Sage Voice
Real-time voice AI platform. Integrate voice capabilities into your applications with Twilio, WebSocket streaming, and a full STT/LLM/TTS pipeline. Base URL: https://sage-voice.devblocktechnologies.com
Overview
Sage Voice provides a complete voice AI solution that handles the entire real-time audio pipeline. From speech-to-text (STT) through language model processing to text-to-speech (TTS) output, Sage Voice manages the complexity so you can focus on building voice-enabled applications.
Twilio Integration
Connect phone numbers via Twilio for PSTN voice calls.
WebSocket Calls
Direct browser-to-server WebSocket connections for low-latency voice.
VAD
Voice Activity Detection for natural turn-taking and interruptions.
STT / LLM / TTS Pipeline
End-to-end audio processing with configurable models at each stage.
Quick Start
Connect a browser to Sage Voice via WebSocket:
const ws = new WebSocket(
"wss://sage-voice.devblocktechnologies.com/call/browser/my-call-id"
);
ws.onopen = () => {
console.log("Connected to Sage Voice");
// Start sending audio chunks
};
ws.onmessage = (event) => {
const data = JSON.parse(event.data);
// Handle audio responses
};
ws.onclose = () => {
console.log("Call ended");
};Architecture
Sage Voice processes audio through a multi-stage pipeline:
1. Audio Input
Raw audio from browser microphone or Twilio telephony stream.

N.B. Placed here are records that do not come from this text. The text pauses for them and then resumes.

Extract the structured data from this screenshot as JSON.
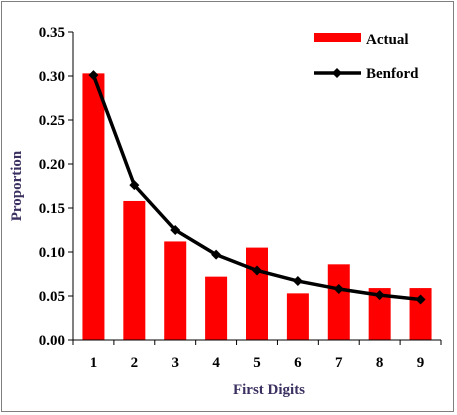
{
  "chart_data": {
    "type": "bar",
    "categories": [
      "1",
      "2",
      "3",
      "4",
      "5",
      "6",
      "7",
      "8",
      "9"
    ],
    "series": [
      {
        "name": "Actual",
        "kind": "bar",
        "color": "#ff0000",
        "values": [
          0.303,
          0.158,
          0.112,
          0.072,
          0.105,
          0.053,
          0.086,
          0.059,
          0.059
        ]
      },
      {
        "name": "Benford",
        "kind": "line-with-diamond-markers",
        "color": "#000000",
        "values": [
          0.301,
          0.176,
          0.125,
          0.097,
          0.079,
          0.067,
          0.058,
          0.051,
          0.046
        ]
      }
    ],
    "xlabel": "First Digits",
    "ylabel": "Proportion",
    "ylim": [
      0,
      0.35
    ],
    "yticks": [
      "0.00",
      "0.05",
      "0.10",
      "0.15",
      "0.20",
      "0.25",
      "0.30",
      "0.35"
    ],
    "grid": false,
    "legend_position": "top-right",
    "axis_title_color": "#3b3060"
  }
}
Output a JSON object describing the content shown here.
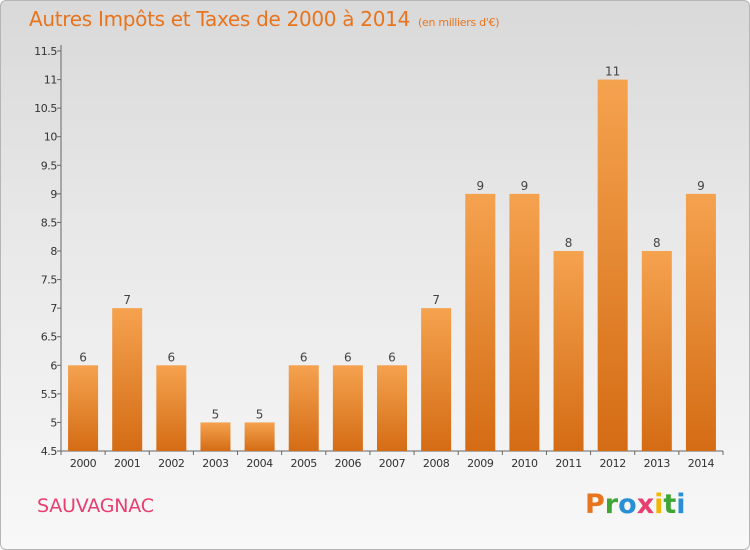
{
  "header": {
    "title": "Autres Impôts et Taxes de 2000 à 2014",
    "unit": "(en milliers d'€)"
  },
  "footer": {
    "commune": "SAUVAGNAC",
    "logo_text": "Proxiti",
    "logo_colors": [
      "#e8741e",
      "#3fa535",
      "#2a8fd4",
      "#e83e6f",
      "#f2b705",
      "#3fa535",
      "#2a8fd4"
    ]
  },
  "colors": {
    "bar_top": "#f5a24f",
    "bar_bottom": "#d46c14",
    "title": "#e8741e",
    "commune": "#e83e6f"
  },
  "chart_data": {
    "type": "bar",
    "title": "Autres Impôts et Taxes de 2000 à 2014",
    "subtitle": "(en milliers d'€)",
    "xlabel": "",
    "ylabel": "",
    "categories": [
      "2000",
      "2001",
      "2002",
      "2003",
      "2004",
      "2005",
      "2006",
      "2007",
      "2008",
      "2009",
      "2010",
      "2011",
      "2012",
      "2013",
      "2014"
    ],
    "values": [
      6,
      7,
      6,
      5,
      5,
      6,
      6,
      6,
      7,
      9,
      9,
      8,
      11,
      8,
      9
    ],
    "data_labels": [
      "6",
      "7",
      "6",
      "5",
      "5",
      "6",
      "6",
      "6",
      "7",
      "9",
      "9",
      "8",
      "11",
      "8",
      "9"
    ],
    "ylim": [
      4.5,
      11.5
    ],
    "yticks": [
      "4.5",
      "5",
      "5.5",
      "6",
      "6.5",
      "7",
      "7.5",
      "8",
      "8.5",
      "9",
      "9.5",
      "10",
      "10.5",
      "11",
      "11.5"
    ],
    "grid": false,
    "legend": "none"
  }
}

2. Voice Activity Detection (VAD)
Detects when the user is speaking, manages barge-in and turn-taking.
3. Speech-to-Text (STT)
Transcribes audio to text using state-of-the-art ASR models.
4. Language Model (LLM)
Processes transcribed text through configurable LLMs for intelligent responses.
5. Text-to-Speech (TTS)
Converts LLM output to natural-sounding speech streamed back to the user.